Оставив позади полотно железной дороги, они выбрались на магистральный хайвей. Джошуа поглядывал в окно и думал о том, что будет делать через неделю. Он вспоминал дом и родителей. Даже по отцу – он обнаружил это вдруг, и это тоже явилось для него своего рода откровением – он истосковался. Подростком он отца презирал. Тот все свои неудачи вымещал на домашних, и это качество Джошуа считал низким. Только когда Джошуа уезжал учиться, их отношения вдруг изменились. Растроганный выпавшей сыну честью отец выдал Джошуа энную сумму на жизнь. «Польска не згинела!» – сказал он, провожая Джошуа на поезд, и, когда поезд тронулся, он еще долго шел вдоль перрона, утирая набежавшую слезу. Джошуа решил, что переборет свою обычную холодность с отцом. Вот это неожиданное чувство смирения и переполняло его теперь, и к нему примешивалось другое, связанное с одной женщиной, про которую он неотрывно думал последние несколько недель.
Быстро, с ноющим звуком, пронеслась мимо и скрылась за дождем машина скорой помощи. Джошуа прикрыл глаза и ясно увидел Эллен, стоящую у окна, покусывающую нитку гранатовых камней. Такая уж у нее была непонятная привычка, от которой у него кололо в груди и сосало под ложечкой.
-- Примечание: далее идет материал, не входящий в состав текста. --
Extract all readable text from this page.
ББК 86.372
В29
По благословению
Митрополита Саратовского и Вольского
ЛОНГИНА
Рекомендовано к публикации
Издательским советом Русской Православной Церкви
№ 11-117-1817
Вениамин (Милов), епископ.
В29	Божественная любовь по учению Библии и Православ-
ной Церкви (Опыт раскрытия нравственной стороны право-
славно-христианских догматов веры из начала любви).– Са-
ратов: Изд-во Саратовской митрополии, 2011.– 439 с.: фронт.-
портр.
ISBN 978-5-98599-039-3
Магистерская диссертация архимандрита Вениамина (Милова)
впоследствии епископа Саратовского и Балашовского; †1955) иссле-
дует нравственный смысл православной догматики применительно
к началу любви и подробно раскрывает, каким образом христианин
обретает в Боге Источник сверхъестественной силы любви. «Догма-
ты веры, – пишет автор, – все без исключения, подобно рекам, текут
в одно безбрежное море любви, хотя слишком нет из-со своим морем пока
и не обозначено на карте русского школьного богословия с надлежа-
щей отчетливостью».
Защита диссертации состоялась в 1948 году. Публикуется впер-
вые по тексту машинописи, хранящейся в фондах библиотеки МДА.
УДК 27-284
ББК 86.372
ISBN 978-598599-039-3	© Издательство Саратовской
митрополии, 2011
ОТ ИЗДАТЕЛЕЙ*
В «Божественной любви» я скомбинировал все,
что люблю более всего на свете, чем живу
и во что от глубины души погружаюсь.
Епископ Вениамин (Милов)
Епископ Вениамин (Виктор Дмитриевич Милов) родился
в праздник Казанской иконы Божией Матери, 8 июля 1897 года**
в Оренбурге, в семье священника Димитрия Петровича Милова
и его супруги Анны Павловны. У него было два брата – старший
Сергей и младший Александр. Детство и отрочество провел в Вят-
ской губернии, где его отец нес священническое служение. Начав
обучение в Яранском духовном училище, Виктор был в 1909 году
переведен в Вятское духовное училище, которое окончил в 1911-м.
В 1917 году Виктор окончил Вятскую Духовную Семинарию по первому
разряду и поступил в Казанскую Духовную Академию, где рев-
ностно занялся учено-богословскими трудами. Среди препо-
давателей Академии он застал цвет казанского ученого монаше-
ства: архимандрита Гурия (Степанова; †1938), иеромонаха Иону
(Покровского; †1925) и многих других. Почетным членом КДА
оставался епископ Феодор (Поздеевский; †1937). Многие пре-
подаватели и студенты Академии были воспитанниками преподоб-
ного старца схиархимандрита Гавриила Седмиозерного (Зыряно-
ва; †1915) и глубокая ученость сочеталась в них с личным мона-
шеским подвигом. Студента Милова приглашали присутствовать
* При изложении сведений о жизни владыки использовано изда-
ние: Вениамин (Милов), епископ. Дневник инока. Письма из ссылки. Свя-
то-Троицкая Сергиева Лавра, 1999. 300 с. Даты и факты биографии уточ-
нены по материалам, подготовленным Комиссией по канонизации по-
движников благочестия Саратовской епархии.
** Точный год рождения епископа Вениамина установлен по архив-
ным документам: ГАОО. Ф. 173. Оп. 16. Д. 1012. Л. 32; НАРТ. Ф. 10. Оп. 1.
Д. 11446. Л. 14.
Познакомились они, когда он еще был школьником; работавшая на телевидении Эллен Холл вдруг оказалась их соседкой. Представила друг другу их мать. «Ты знаешь, кто это?» – спросила она, подводя Джошуа к молодой женщине в сером плаще и белом берете. В жизни Эллен оказалась маленького роста, с короткими полупрозрачными ресницами и прямыми тонкими волосами. Утром, когда он щелкал пультом, в окошке телевизора возникала другая Эллен, яркая, оживленная, с завитой волной волос на лбу, с лазерной указкой в руке. Родители уходили на работу рано, он лежал в своей комнате на диване и слушал, как Эллен рассказывает про все циклоны и засухи, про все маленькие дождинки и большие дожди, которые упадут на их головы весной.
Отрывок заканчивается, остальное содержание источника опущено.